C’est une forme d’aboutissement académique, et c’est surtout pour lui le moyen de continuer de répondre à des questions qu’il se pose depuis longtemps. «J’ai grandi en Maurienne, explique-t-il quand on le rencontre un matin de février, au bar d’un grand hôtel avec vue imprenable sur le lac de Neuchâtel. Quand on allait rendre visite aux cousins de Grenoble, à une heure de voiture à peine de chez moi, je m’étonnais à chaque fois de leur manière de parler, qui n’était pas la même que la mienne: ils buvaient du lé, ils mangeaient du poulé, etc.» C’est vrai que c’est étonnant…
Cette impression augurale d’une langue française qui n’est jamais ni tout à fait la même, ni tout à fait une autre, a planté une graine dans l’esprit de Mathieu Avanzi. Il caresse un temps l’envie de devenir journaliste (quelle drôle d’idée), mais s’oriente finalement vers les sciences du langage à l’Université de Grenoble. C’est là qu’il découvre, fasciné, les champs de la linguistique historique (qui s’intéresse à l’évolution des langues) et des parlers régionaux.
Sa maîtrise en poche, il traverse la frontière et entre, à l’invitation de la linguiste Marie-José Béguelin, à l’UniNE pour y préparer une thèse de doctorat sur l’intonation du français, qu’il soutient en 2011. Il entame ensuite un tour d’Europe des universités qui le verra dispenser son savoir à Cambridge, Genève, Zurich, Louvain, Berne ou la Sorbonne avant de s’en retourner, plein d’usage et raison, à Neuchâtel en ce début d’année 2022.
«Ici, les conditions de travail sont excellentes: on a un bureau, des secrétaires, des moyens pour faire de la recherche, des cours à taille humaine, des étudiants motivés et de haut niveau.» Oui mais, la Sorbonne, tout de même? «C’est très difficile de donner un cours valable dans un amphi blindé avec 120 élèves dont certains sont assis sur les escaliers…»
A Neuchâtel, le but avoué de Mathieu Avanzi est de «dépoussiérer la dialectologie» pour la faire entrer de plain-pied dans les humanités numériques – son projet d’atlas sonore des français régionaux en est un exemple. Lui-même codeur, il tient à ce que ses étudiants apprennent à recueillir et à manipuler des datas dans le but d’accroître leurs compétences – une bonne chose pour leur avenir professionnel aussi.
Mais l’enseignement et la recherche ne sont qu’une partie de l’agenda de Mathieu Avanzi: l’autre pan, c’est celui d’une vulgarisation agile – par le biais des cartes, reprises à peu près partout, qu’on évoquait plus haut, et avec toute une série de livres, ainsi du récent Comme on dîne chez nous (Le Robert, 2021), répertoire de mets et de mots régionaux.

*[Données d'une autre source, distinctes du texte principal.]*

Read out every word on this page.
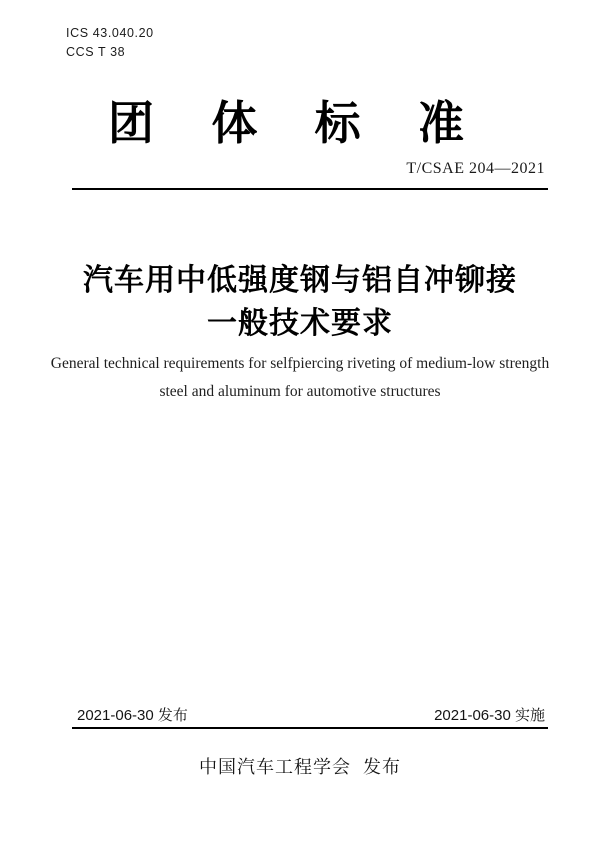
ICS 43.040.20
CCS T 38
团 体 标 准
T/CSAE 204—2021
汽车用中低强度钢与铝自冲铆接
一般技术要求
General technical requirements for selfpiercing riveting of medium-low strength
steel and aluminum for automotive structures
2021-06-30 发布	2021-06-30 实施
中国汽车工程学会  发布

«On a longtemps considéré à tort le français comme une langue monolithique», poursuit-il. Montrer et faire comprendre en quoi il ne l’est pas, tel est peut-être le primum movens de l’engagement de Mathieu Avanzi. Il manifeste un agacement non simulé face à certaines expérimentations de l’écriture inclusive: «Je respecte bien entendu les enjeux, notamment en termes de représentation féminine, du point médian et je comprends son usage dans les formulaires et les documents administratifs; mais son emploi dans les textes longs ajoute inutilement de l’élitisme à la langue et va fatalement créer de l’insécurité linguistique au vu des compétences orthographiques des jeunes.»
De Gruyère ou du Québec?
Mais il défend avec ardeur la variabilité de notre langue commune face aux prétentions d’une doxa du parler juste dont on pourrait situer l’épicentre à l’intérieur du Périph. «Pour un Français, continue Mathieu Avanzi, il n’y a pas d’accent belge ou suisse, il n’y a que des accents non français. Je me souviens d’avoir fait écouter l’enregistrement d’une locutrice gruérienne à mes étudiants à Paris, ils ont cru qu’elle était québécoise…»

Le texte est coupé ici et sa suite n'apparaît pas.